The aim of this notebook is to create a simple program that can predict wether a credit should be approved or not, based on previous client data. The program should help the bank minimize risk with future clients.

The model used will predict wether a client should have their loan approved or not, based on his or her history, using logistic regression for classification.

**The data:**

The data consists of a csv file containing records of clients from a private german bank. Includes the client profile (account balance, number of credits,...) and a variable **Creditability** (1 : credit-worthy 0 : not credit-worthy).
A detailed description of the variables can be found [here](https://newonlinecourses.science.psu.edu/stat508/book/export/html/803).

In [None]:
# read and inspect dataset
data = pd.read_csv('../input/german-credit-risk/german_credit.csv')
data.head()

In [None]:
data.describe() # data summary

In [None]:
data.corr() # check for correlations with target variable

In [None]:
# new data will include the variables with highest correlation
# with dependent variable - creditability
x = data[['Account Balance', 'Duration of Credit (month)', 'Payment Status of Previous Credit']]

y = data['Creditability']

In [None]:
# splitting data
# test = 80% of data
x_train, x_test, y_train, y_test = train_test_split(x, y, test_size=0.80, random_state=6)

In [None]:
# using statsmodels for model and metrics
import statsmodels.api as sm

# building the model and fitting the training data 
model = sm.Logit(y_train, x_train).fit()

In [None]:
# summary statistics of log. regression
model.summary()

In [None]:
pred_y = model.predict(x_test) # values predicted by model
pred_y.head()

Our logistic regression function returns the likelihood of a credit being worthy, and so values can range from 0 to 1.
We'll transform the likelyhood into a binary variable for classification.
If a credit is more than 50% likely to be worthy, it will be labeled worthy.
The function below can apply this process.

In [None]:
# function for turning likelihood into labels
def binary_classify(x): # takes int x returns output int label
    x = round(x, 2)
    if x >= 0.50:
        return 1
    return 0

pred = list(map(binary_classify, pred_y)) # apply function to all predictions

### Classification performance

Now that we have used logistic regression to perform classification, we can check how accurate the predictions are:

In [None]:
# accuracy score
sklearn.metrics.accuracy_score(y_test, pred)

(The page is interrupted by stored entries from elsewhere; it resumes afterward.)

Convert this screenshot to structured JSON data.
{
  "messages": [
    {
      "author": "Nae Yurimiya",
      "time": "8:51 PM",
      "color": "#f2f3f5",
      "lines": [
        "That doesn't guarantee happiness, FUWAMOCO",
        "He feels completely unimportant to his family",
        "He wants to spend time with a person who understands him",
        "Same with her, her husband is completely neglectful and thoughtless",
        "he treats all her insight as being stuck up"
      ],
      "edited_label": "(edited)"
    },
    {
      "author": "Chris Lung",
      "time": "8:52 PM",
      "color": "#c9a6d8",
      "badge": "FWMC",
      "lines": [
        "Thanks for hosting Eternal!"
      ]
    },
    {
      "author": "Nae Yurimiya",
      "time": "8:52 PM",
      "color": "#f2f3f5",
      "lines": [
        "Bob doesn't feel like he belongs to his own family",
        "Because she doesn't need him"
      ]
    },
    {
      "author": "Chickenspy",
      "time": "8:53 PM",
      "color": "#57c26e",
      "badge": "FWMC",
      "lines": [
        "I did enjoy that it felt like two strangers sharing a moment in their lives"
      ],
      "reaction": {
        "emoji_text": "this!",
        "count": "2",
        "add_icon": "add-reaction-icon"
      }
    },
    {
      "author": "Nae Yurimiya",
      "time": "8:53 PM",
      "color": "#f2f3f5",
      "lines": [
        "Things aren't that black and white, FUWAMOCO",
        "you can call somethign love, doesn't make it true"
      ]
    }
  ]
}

The model makes 73.75% of predictions correct.

## Proposed solution

In order to classify future clients as credit worthy or not, we can build a simple program that will take as inputs their account balance, credit duration and payment status of current credit. The program will then apply the previous model and classify the client, providing information to the bank of wether the credit should be approved or not.
The formula used for classification was obtained previously with *statsmodels*.

In [None]:
# predictive function based on logistic model - returns likelyhood
def log_func(x):
    balance, credit, pay_status = x
    result = (0.6364 * balance) + (-0.05 * credit) + (0.2374 * pay_status)
    return result

def binary_classify(x): # takes int x = likelihood returns output int label
    x = round(x, 2)
    if x >= 0.50:
        return 1
    return 0

def predict(x): # makes credit predictions
    return binary_classify(log_func(x)) 

def print_result(x): # prints output to user
    if predict(x) == 1:
        return "Credit worthy"
    return "Not credit worthy"

Let's try to apply the program as an example.
We can check the data of a specific client as a test:

In [None]:
test = data.iloc[97] # data from client
test = test[['Creditability', 'Account Balance', 'Duration of Credit (month)',
      'Payment Status of Previous Credit']]
test

Client data:
* Creditability: 0 - was classified not credit worthy
* Account Balance: 2
* Duration of Credit (month): 36
* Payment Status of Previous Credit: 3

In [None]:
# testing

input_test = (2, 36, 3) # client data
print('Result: ' + print_result(input_test))

The client was correctly classified as not credit worthy.